Subscribe:

Tuesday 16 May 2017

Penoda Agama yang Sesungguhnya

Sampai hari ini saya masih tidak habis pikir. Saya buntu. Kok bisa Ahok divonis bersalah menodai agama? Emang agama itu makhluk hidup, yang bisa merasa tersinggung pas diejek? Nggak, toh? Lha buktinya yang demo-demo itu bukan agama, tapi orang yang bawa-bawa agama.

Kata seorang teman, saya ini imannya enggak kuat. Makanya pas ada orang yang ngejek agamanya biasa aja. Enggak mau bela agamanya. Menurut dia, kuat lemahnya iman orang diukur dari seberapa besar hatinya tersinggung karena agamanya diejek. Loh, kowe ini manusia opo Tuhan? Kok bisa ngukur kadar imannya orang.

Menodai menurut kamus besar bahasa Indonesia artinya menjadikan ada nodanya; mengotori; mencemarkan; menjelekkan; atau merusak. Terus saya tanya, ketika ada orang yang menjelek-jelekkan agama yang tak dianutnya, apakah lantas membuat agama itu jelek? Ketika ada orang bilang Islam itu agama sesat, kitabnya bohongan, apakah serta merta membuat Islam jadi demikian?

Saya sih, mungkin karena imannya cethek, jadi enggak mikir begitu. Saya, seberapapun orang menghujat, saya akan tetap merasa bahwa Islam adalah agama yang mulia. Agama yang akan saya yakini kebenarannya sampai akhir hayat. Justru yang membuat iman saya rontok terkadang adalah karena para penganut agama itu.

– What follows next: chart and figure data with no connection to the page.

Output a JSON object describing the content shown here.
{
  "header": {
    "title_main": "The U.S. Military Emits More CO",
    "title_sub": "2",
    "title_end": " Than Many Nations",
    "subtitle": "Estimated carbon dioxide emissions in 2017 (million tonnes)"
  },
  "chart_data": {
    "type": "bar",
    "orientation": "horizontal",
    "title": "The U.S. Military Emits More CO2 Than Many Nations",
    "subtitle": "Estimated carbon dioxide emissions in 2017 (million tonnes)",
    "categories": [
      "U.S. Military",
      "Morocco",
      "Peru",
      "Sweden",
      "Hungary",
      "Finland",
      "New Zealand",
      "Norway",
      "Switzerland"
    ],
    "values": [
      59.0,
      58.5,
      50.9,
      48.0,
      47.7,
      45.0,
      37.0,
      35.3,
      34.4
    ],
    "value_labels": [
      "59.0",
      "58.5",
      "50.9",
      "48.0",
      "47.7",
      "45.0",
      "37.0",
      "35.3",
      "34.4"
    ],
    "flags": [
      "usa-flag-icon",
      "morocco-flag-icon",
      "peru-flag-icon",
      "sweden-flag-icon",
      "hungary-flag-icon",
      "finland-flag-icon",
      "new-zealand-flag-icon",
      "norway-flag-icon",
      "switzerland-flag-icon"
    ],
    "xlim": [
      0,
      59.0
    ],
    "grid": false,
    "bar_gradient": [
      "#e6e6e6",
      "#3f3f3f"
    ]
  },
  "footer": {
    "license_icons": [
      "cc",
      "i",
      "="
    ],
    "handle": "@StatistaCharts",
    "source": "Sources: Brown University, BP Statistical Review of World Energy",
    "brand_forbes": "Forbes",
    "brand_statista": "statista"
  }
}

Saya teringat cerita seorang pemuda yang ingin pergi belajar agama Islam ke Madinah. Selama perjalanan, pemuda ini selalu membayangkan bahwa kota dengan mayoritas muslim itu adalah kota yang damai, makmur, dan penuh cahaya Islam. Tapi ketika sampai, ia melihat pengemis bertebaran di seluruh pelosok kota. Preman-preman mangkal di sudut kota minum alkohol. Pencopet berkeliaran. Dan pemandangan yang jauh dari bayangannya selama perjalanan. Si pemuda kecewa luar biasa.

Sambil menahan marah, si pemuda menemui guru agamanya. Ia bertanya, bagaimana bisa kota yang penuh dengan umat muslim ini sangat jauh dari kesan islami? Bagaimana bisa kemungkaran ada di sana sini sedangkan nyaris seluruhnya beragama Islam? Bukankah Islam itu agama yang damai, mensejahterakan, dan mulia? Sang guru meneteskan air mata mendengar cerita si pemuda. Lalu ia berkata, "Nak, sesungguhnya sinar cahaya Islam itu sangat terang. Tapi ia ditutupi oleh ulah umatnya sendiri."

Begitulah sudara, kenapa saya selalu santai ketika ada orang non muslim yang mengolok-olok agama saya. Entah mereka sengaja atau tidak. Sebab yang bisa menjaga terangnya sinar agama adalah si pemeluknya sendiri. Bagi saya, membela agama bukan dengan menghukum orang yang mengolok, tapi membuat mereka keliru menilai agama saya. Kitab saya.

Kembali kepada soal hukuman Ahok. Saya setuju bahwa Ahok sedang meledek. Tapi saya tidak sepakat dia menodai agama. Satu-satunya yang merasa tersinggung adalah sebagian umat Islam. Catat! SEBAGIAN. Jadi menurut saya, yang lagi-lagi cethek iman dan dangkal ilmu ini, Ahok tidak menista agama, tapi ia bersalah menghina sebagian golongan.

Sekali lagi, agama adalah kepercayaan. Menista agama berarti menodai kepercayaan. Masalahnya, tak semua umat merasa kepercayaannya ternoda. Lalu bagaimana implementasi Pasal 156 a KUHP? Apa pasal ini bisa digunakan asal mayoritas umat menyetujui? Nah kalau gitu mestinya voting dong seluruh dunia. Kan, Islam enggak cuma di DKI saja.

Lagian, semua muslim saya kira sudah sepakat bahwa Islam adalah agama yang turun dari langit. Kalau ada yang ngejek-ngejek Islam, kenapa hukumannya enggak dipasrahin sama langit aja sih? Bukannya sok menggurui. Saya hanya yakin Tuhan lebih adil timbang hakim Pengadilan Negeri Jakarta Utara.